Simultaneous sampling of the whole log and wood only using sawdust
Using data from the present study, we simulated sampling 10 logs using sawdust to determine the sawdust-to-shiitake TF between even- and odd-numbered cuts of the whole log (i.e., bark and wood) and found no significant difference (Fig. 4A). Although we did not repeat a similar analysis for wood-only sawdust samples, we believe that the significantly positive intercorrelation of 133Cs concentration between heartwood, sapwood and bark (Table 2) would indicate that the sawdust-to-shiitake TF between even- and odd-numbered cuts of wood-only samples would also not differ. Using this information, we showed that four sawdust samples per log can be used to represent either a whole-log or a wood-only sample. Method II involves collecting four sawdust samples per log at pre-determined locations (i.e., 1, 3, 5 and 7) and mixing these samples to produce one representative sample of the whole log. The bark is then removed from the discs and another four samples are collected at pre-determined locations (i.e., 2, 4, 6 and 8); these four samples are mixed to produce one representative sample of wood only (Figs. 4B and 4C). As per method I, 12–16 fruiting bodies should be collected randomly along the length of each log and composited. In Table 3, we provide some of the likely advantages and disadvantage of Methods I and II, as well as their potential uses in the field.

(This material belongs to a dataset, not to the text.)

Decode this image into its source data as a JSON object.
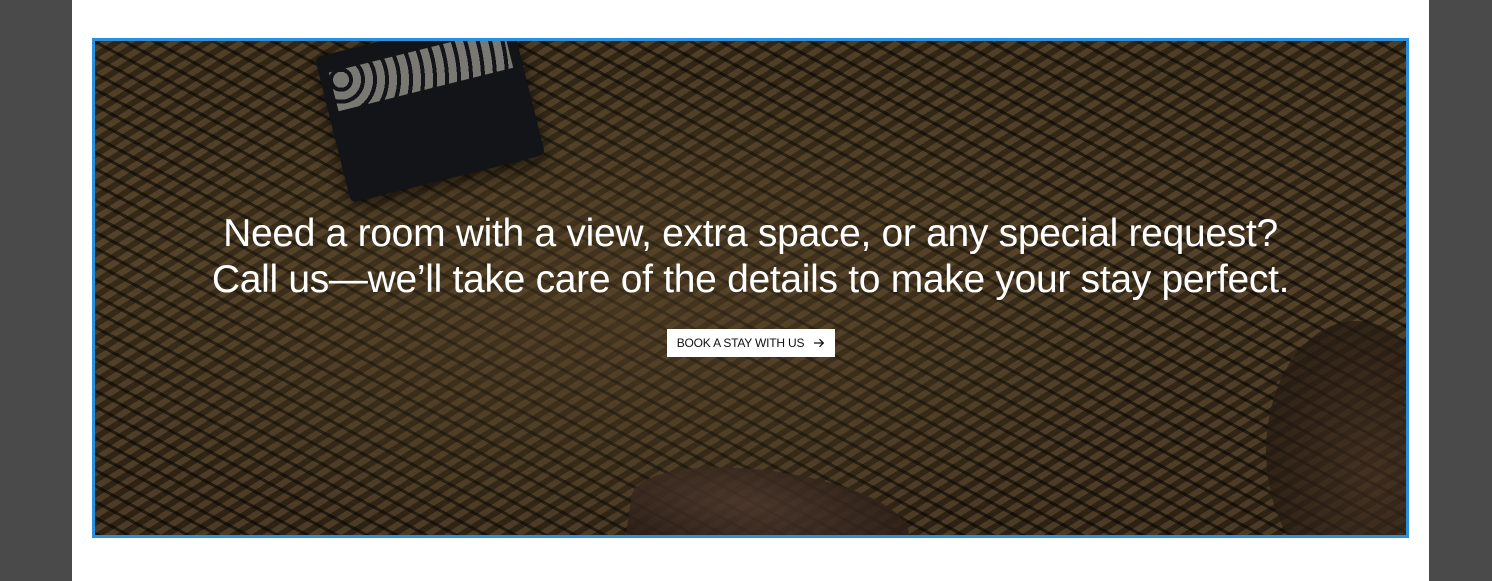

|Sampling methodology||Advantages1||Disadvantages1||Potential use2|
|Method I—whole log||
|Method II—whole log & wood only||
Sampling logs efficiently
The current study did not compare the time and labor efficiencies obtained from collecting sawdust samples (Methods I and II) over wood samples (i.e., in-house sampling method) because it was obvious from the outset that major savings in both parameters would be found. However, from our experience sampling logs, we estimate that approximately 146 min is needed by one technician to sample a single 20 cm-diameter shiitake-inoculated log (i.e., the maximum size of log used to cultivate shiitake) using the in-house sampling method (Fig. 1). In contrast, it would take one technician ca. 11 and ca. 63 min to sample a log of similar size using Method I (Figs. 3D and 3E) and Method II (Figs. 4B and 4C), respectively. Collecting samples using sawdust eliminates the need to remove the bark (i.e., Method I) or to break and crush the wood into smaller pieces (i.e., Methods I and II). Method II is more time consuming than Method I because of the necessity to remove the bark before obtaining a wood-only sawdust sample. Methods I and II have an additional advantage over the in-house sampling method in that not all fruiting bodies on a log need to be collected and processed.
Collecting multiple sawdust and fruiting body samples per log is a robust and efficient method to provide a representative sample to determine the TF of 133Cs from logs to shiitake. The use of sawdust will greatly reduce the time for sample collection and preparation, and this will facilitate sampling a larger number of logs in Eastern Japan to predict the future TF of radiocesium from contaminated logs to shiitake. To further refine the two proposed sampling methodologies discussed, it would be important to determine the proportion of 133Cs in shiitake fruiting bodies originating from bark and wood and its availability in each part.